Canola production, estimated at 8.3Mt, was 7.7% above 2004 and the second largest crop ever. The area sown to canola was only up by about 2% but canola yields in 2004 were devastated over a wide area by the August frost. Flaxseed production has more than doubled to 1.0Mt after being decimated by the frost last year.
While dry pea production is probably still in an upward trend, production this year of 3.2Mt is 3.4% below last year with a reduction in planted area probably a reaction to increasing carry-over stocks.
At the time of the survey most crops were in the early filling stage with some more advanced and some less, depending on the type of crop and latitude. Since the date of the estimate, weather conditions have been relatively damp and cool. This will have had positive implications for some crops but may have delayed maturity somewhat. With the window of potential for significant frost damage down to about three weeks in mid-September, there have been no reports of meaningful damage.
Canadian market prospects for the coming crop year are tied more closely than usual to harvest quality. Last year export quality grain was in short supply despite a generally very large harvest. While in a statistical context Canada appears to have abundant supplies of almost all grains and oilseeds, export prospects are very dependent on harvesting conditions conducive to quality over the next month.
Looking forward prospects for the 2006 are, at this very early stage, as favourable as they have been for some years. With the end of the growing season and current crop demand for moisture complete, top and subsoil moisture is reported widely across the Prairies to be at or close to capacity. This is the first time since before the 2001-2002 drought that the widespread need for post harvest moisture replenishment has not been evident.
Of particular interest in a UK context is the malting barley situation as Canada is a major if not dominant player in international markets. As always prior to harvest, Canada has an abundant potential supply of malting barley. And as always the actual supply will be determined by harvest weather. Last year supplies of malting barley were restricted in the first instance by a severe August frost and secondarily by poor harvest conditions resulting in part from the lateness of the crop. As a consequence exports of malt and malting barley from the 2004 crop were limited and even domestic maltsters have been working on a hand to mouth basis prior to harvest.

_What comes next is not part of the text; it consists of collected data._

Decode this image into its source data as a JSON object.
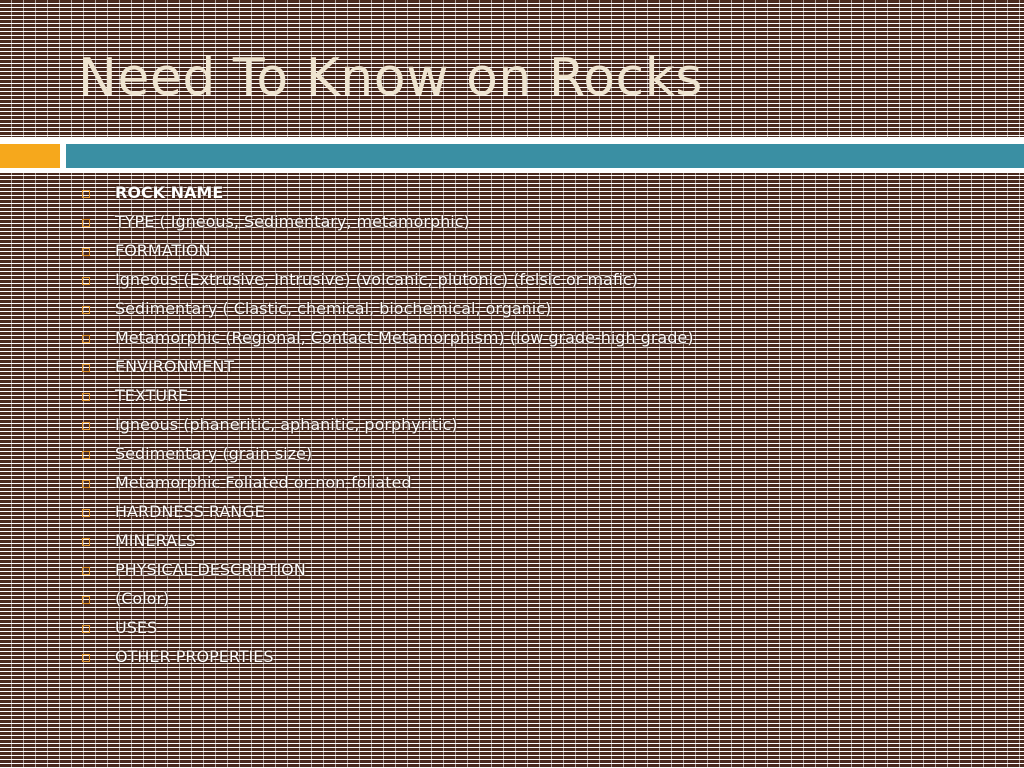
{
  "slide": {
    "title": "Need To Know on Rocks",
    "colors": {
      "title": "#efe4d0",
      "accent_orange": "#f6a81c",
      "accent_teal": "#3a8fa3",
      "bullet": "#e0952c",
      "background": "#4a2a1e"
    }
  },
  "bullets": [
    {
      "text": "ROCK NAME"
    },
    {
      "text": "TYPE ( Igneous, Sedimentary, metamorphic)"
    },
    {
      "text": "FORMATION"
    },
    {
      "text": "Igneous (Extrusive, Intrusive) (volcanic, plutonic) (felsic or mafic)"
    },
    {
      "text": "Sedimentary ( Clastic, chemical, biochemical, organic)"
    },
    {
      "text": "Metamorphic (Regional, Contact Metamorphism) (low grade-high grade)"
    },
    {
      "text": "ENVIRONMENT"
    },
    {
      "text": "TEXTURE"
    },
    {
      "text": "Igneous (phaneritic, aphanitic, porphyritic)"
    },
    {
      "text": "Sedimentary (grain size)"
    },
    {
      "text": "Metamorphic Foliated or non-foliated"
    },
    {
      "text": "HARDNESS RANGE"
    },
    {
      "text": "MINERALS"
    },
    {
      "text": "PHYSICAL DESCRIPTION"
    },
    {
      "text": "(Color)"
    },
    {
      "text": "USES"
    },
    {
      "text": "OTHER PROPERTIES"
    }
  ]
}
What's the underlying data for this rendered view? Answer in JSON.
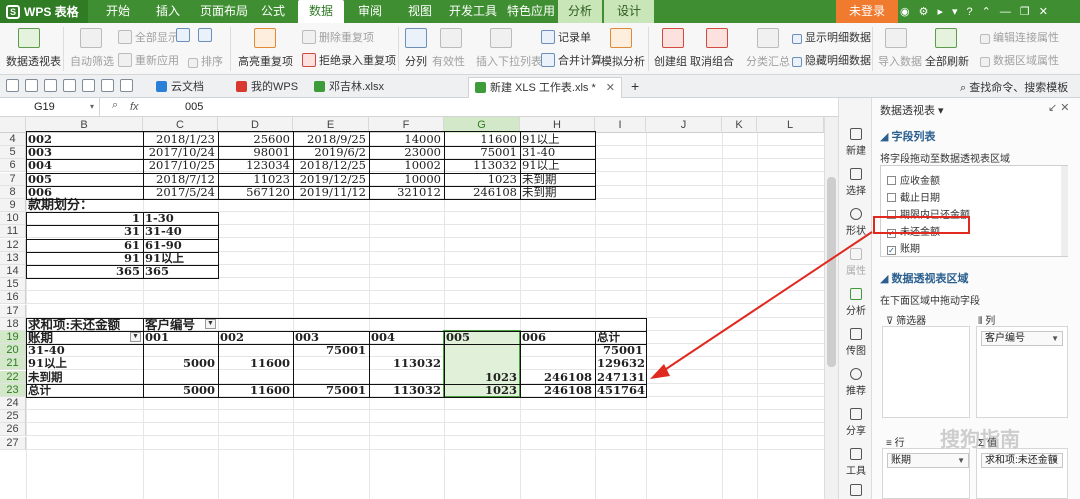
{
  "app": {
    "brand": "WPS 表格",
    "login": "未登录"
  },
  "menu_tabs": [
    "开始",
    "插入",
    "页面布局",
    "公式",
    "数据",
    "审阅",
    "视图",
    "开发工具",
    "特色应用",
    "分析",
    "设计"
  ],
  "ribbon": {
    "pivot": "数据透视表",
    "auto_filter": "自动筛选",
    "show_all": "全部显示",
    "reapply": "重新应用",
    "sort": "排序",
    "highlight_dup": "高亮重复项",
    "delete_dup": "删除重复项",
    "reject_dup": "拒绝录入重复项",
    "split": "分列",
    "validity": "有效性",
    "insert_dropdown": "插入下拉列表",
    "record_form": "记录单",
    "merge_calc": "合并计算",
    "simulate": "模拟分析",
    "create_group": "创建组",
    "ungroup": "取消组合",
    "subtotal": "分类汇总",
    "show_detail": "显示明细数据",
    "hide_detail": "隐藏明细数据",
    "import_data": "导入数据",
    "refresh_all": "全部刷新",
    "edit_conn": "编辑连接属性",
    "data_props": "数据区域属性"
  },
  "doc_tabs": [
    "云文档",
    "我的WPS",
    "邓吉林.xlsx",
    "新建 XLS 工作表.xls *"
  ],
  "find_command": "查找命令、搜索模板",
  "formula_bar": {
    "cell_ref": "G19",
    "fx": "fx",
    "value": "005"
  },
  "columns": [
    "B",
    "C",
    "D",
    "E",
    "F",
    "G",
    "H",
    "I",
    "J",
    "K",
    "L"
  ],
  "rows": [
    "4",
    "5",
    "6",
    "7",
    "8",
    "9",
    "10",
    "11",
    "12",
    "13",
    "14",
    "15",
    "16",
    "17",
    "18",
    "19",
    "20",
    "21",
    "22",
    "23",
    "24",
    "25",
    "26",
    "27"
  ],
  "data_table": [
    [
      "002",
      "2018/1/23",
      "25600",
      "2018/9/25",
      "14000",
      "11600",
      "91以上"
    ],
    [
      "003",
      "2017/10/24",
      "98001",
      "2019/6/2",
      "23000",
      "75001",
      "31-40"
    ],
    [
      "004",
      "2017/10/25",
      "123034",
      "2018/12/25",
      "10002",
      "113032",
      "91以上"
    ],
    [
      "005",
      "2018/7/12",
      "11023",
      "2019/12/25",
      "10000",
      "1023",
      "未到期"
    ],
    [
      "006",
      "2017/5/24",
      "567120",
      "2019/11/12",
      "321012",
      "246108",
      "未到期"
    ]
  ],
  "period_title": "款期划分：",
  "period_table": [
    [
      "1",
      "1-30"
    ],
    [
      "31",
      "31-40"
    ],
    [
      "61",
      "61-90"
    ],
    [
      "91",
      "91以上"
    ],
    [
      "365",
      "365"
    ]
  ],
  "pivot": {
    "value_label": "求和项:未还金额",
    "col_field": "客户编号",
    "row_field": "账期",
    "headers": [
      "001",
      "002",
      "003",
      "004",
      "005",
      "006",
      "总计"
    ],
    "rows": [
      [
        "31-40",
        "",
        "",
        "75001",
        "",
        "",
        "",
        "75001"
      ],
      [
        "91以上",
        "5000",
        "11600",
        "",
        "113032",
        "",
        "",
        "129632"
      ],
      [
        "未到期",
        "",
        "",
        "",
        "",
        "1023",
        "246108",
        "247131"
      ],
      [
        "总计",
        "5000",
        "11600",
        "75001",
        "113032",
        "1023",
        "246108",
        "451764"
      ]
    ]
  },
  "side_toolbar": [
    "新建",
    "选择",
    "形状",
    "属性",
    "分析",
    "传图",
    "推荐",
    "分享",
    "工具"
  ],
  "panel": {
    "title": "数据透视表",
    "fields_section": "字段列表",
    "fields_hint": "将字段拖动至数据透视表区域",
    "fields": [
      {
        "label": "应收金额",
        "checked": false
      },
      {
        "label": "截止日期",
        "checked": false
      },
      {
        "label": "期限内已还金额",
        "checked": false
      },
      {
        "label": "未还金额",
        "checked": true
      },
      {
        "label": "账期",
        "checked": true
      }
    ],
    "areas_section": "数据透视表区域",
    "areas_hint": "在下面区域中拖动字段",
    "filter_label": "筛选器",
    "col_label": "列",
    "row_label": "行",
    "value_label": "值",
    "col_chip": "客户编号",
    "row_chip": "账期",
    "value_chip": "求和项:未还金额"
  },
  "watermark": "搜狗指南"
}
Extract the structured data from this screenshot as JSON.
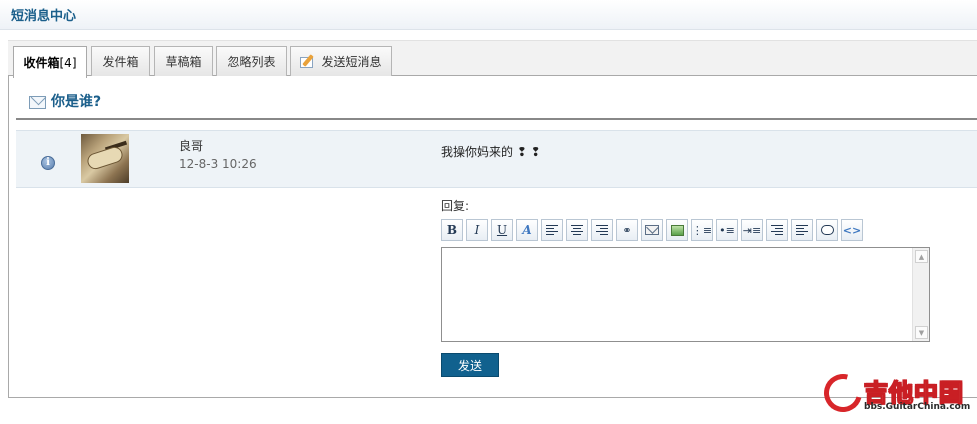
{
  "header": {
    "title": "短消息中心"
  },
  "tabs": [
    {
      "label": "收件箱",
      "count": "[4]",
      "active": true
    },
    {
      "label": "发件箱"
    },
    {
      "label": "草稿箱"
    },
    {
      "label": "忽略列表"
    },
    {
      "label": "发送短消息",
      "icon": "compose-icon"
    }
  ],
  "section": {
    "title": "你是谁?",
    "icon": "envelope-icon"
  },
  "message": {
    "sender": "良哥",
    "time": "12-8-3 10:26",
    "body": "我操你妈来的 ❢ ❢",
    "status_icon": "info-icon"
  },
  "reply": {
    "label": "回复:",
    "toolbar": [
      {
        "name": "bold",
        "glyph": "B"
      },
      {
        "name": "italic",
        "glyph": "I"
      },
      {
        "name": "underline",
        "glyph": "U"
      },
      {
        "name": "font-color",
        "glyph": "A"
      },
      {
        "name": "align-left"
      },
      {
        "name": "align-center"
      },
      {
        "name": "align-right"
      },
      {
        "name": "link",
        "glyph": "⚭"
      },
      {
        "name": "email"
      },
      {
        "name": "image"
      },
      {
        "name": "ordered-list",
        "glyph": "⋮≡"
      },
      {
        "name": "unordered-list",
        "glyph": "•≡"
      },
      {
        "name": "indent",
        "glyph": "⇥≡"
      },
      {
        "name": "float-left"
      },
      {
        "name": "float-right"
      },
      {
        "name": "quote"
      },
      {
        "name": "code",
        "glyph": "<>"
      }
    ],
    "textarea_value": "",
    "send_label": "发送"
  },
  "watermark": {
    "brand": "吉他中国",
    "url": "bbs.GuitarChina.com"
  },
  "colors": {
    "accent": "#1b5f8b",
    "send_button": "#11618e",
    "row_bg": "#eef3f7"
  }
}
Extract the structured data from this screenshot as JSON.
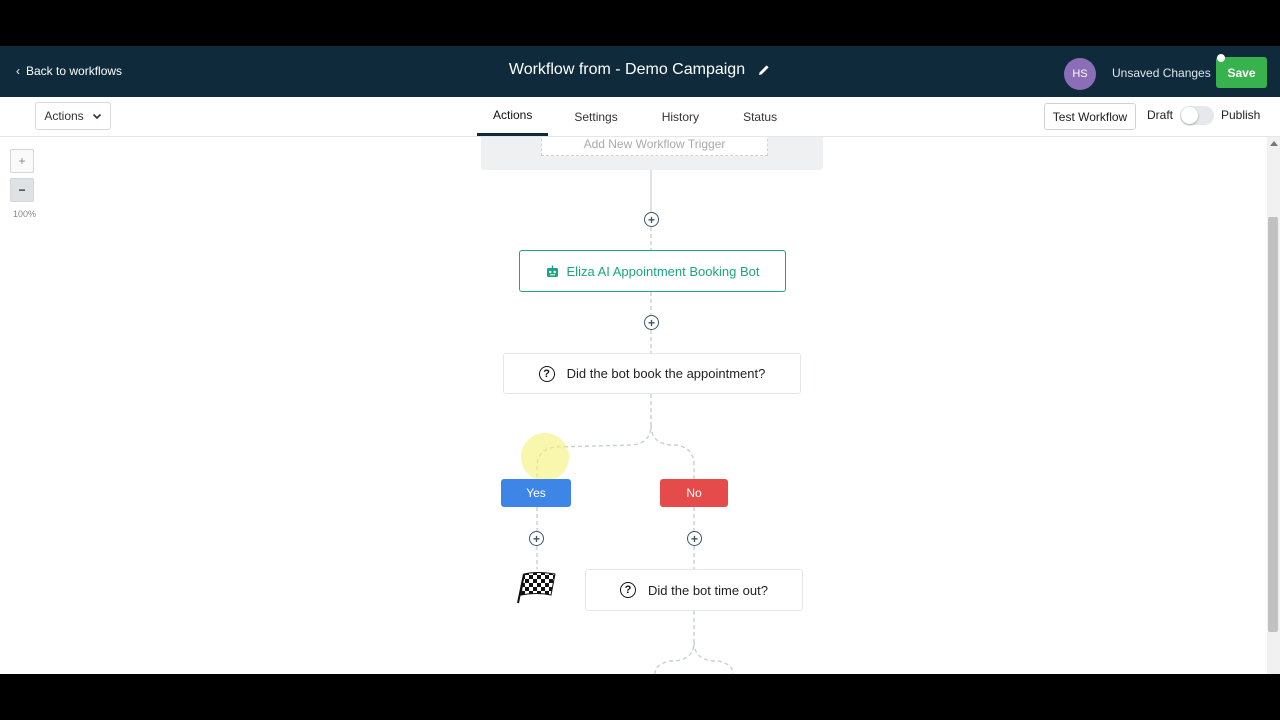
{
  "header": {
    "back_label": "Back to workflows",
    "title": "Workflow from - Demo Campaign",
    "avatar_initials": "HS",
    "unsaved_label": "Unsaved Changes",
    "save_label": "Save"
  },
  "subbar": {
    "actions_label": "Actions",
    "tabs": [
      {
        "label": "Actions",
        "active": true
      },
      {
        "label": "Settings",
        "active": false
      },
      {
        "label": "History",
        "active": false
      },
      {
        "label": "Status",
        "active": false
      }
    ],
    "test_label": "Test Workflow",
    "draft_label": "Draft",
    "publish_label": "Publish",
    "published": false
  },
  "zoom": {
    "plus": "+",
    "minus": "−",
    "level": "100%"
  },
  "workflow": {
    "trigger_label": "Add New Workflow Trigger",
    "bot_label": "Eliza AI Appointment Booking Bot",
    "condition1_label": "Did the bot book the appointment?",
    "yes_label": "Yes",
    "no_label": "No",
    "condition2_label": "Did the bot time out?",
    "question_mark": "?"
  },
  "colors": {
    "header_bg": "#0f2a3b",
    "save_green": "#37b24d",
    "bot_teal": "#1aa586",
    "yes_blue": "#3d86e8",
    "no_red": "#e54b4b",
    "avatar_purple": "#8b6db8"
  }
}
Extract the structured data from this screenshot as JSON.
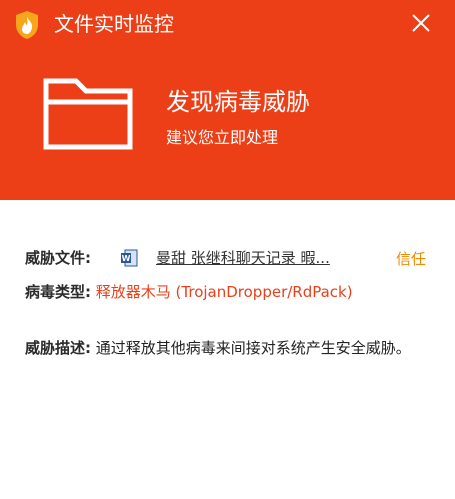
{
  "window": {
    "title": "文件实时监控",
    "close_label": "关闭"
  },
  "alert": {
    "title": "发现病毒威胁",
    "subtitle": "建议您立即处理"
  },
  "threat": {
    "file_label": "威胁文件:",
    "file_name": "曼甜 张继科聊天记录 暇...",
    "trust_label": "信任",
    "type_label": "病毒类型:",
    "type_value": "释放器木马 (TrojanDropper/RdPack)",
    "desc_label": "威胁描述:",
    "desc_value": "通过释放其他病毒来间接对系统产生安全威胁。"
  },
  "colors": {
    "header_bg": "#ec3e17",
    "trust_link": "#f08a00",
    "type_value": "#e8411b"
  },
  "icons": {
    "app": "shield-flame-icon",
    "close": "close-icon",
    "folder": "folder-icon",
    "file": "word-document-icon"
  }
}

Quality prospects for the two-row malting barley harvest, generally in the western Prairies, appeared very favourable until mid-August when two major weather systems resulted in heavy and widespread rain. While damage to the crop was probably not significant, it was a timely reminder that nothing is certain about malting barley supplies until the crop is under cover which is at least four weeks away. In the eastern Prairies the situation for six-row barley, which when used for malting is used almost entirely in North America, is already difficult. Crop abandonment due to flooding is likely to be more serious for late sown barley than other crops. The incidence of fusarium what affects six-row barley in humid conditions is also expected this year to be more widespread than usual.
In eastern Canada, particularly southwest Ontario, which is something of a cross border geographic extension of the US corn belt, hot and dry conditions during July, when maize was pollinating, have reduced maize production potential and yields below those of last year. A crop of 8.2Mt is projected, 6.8% below last year.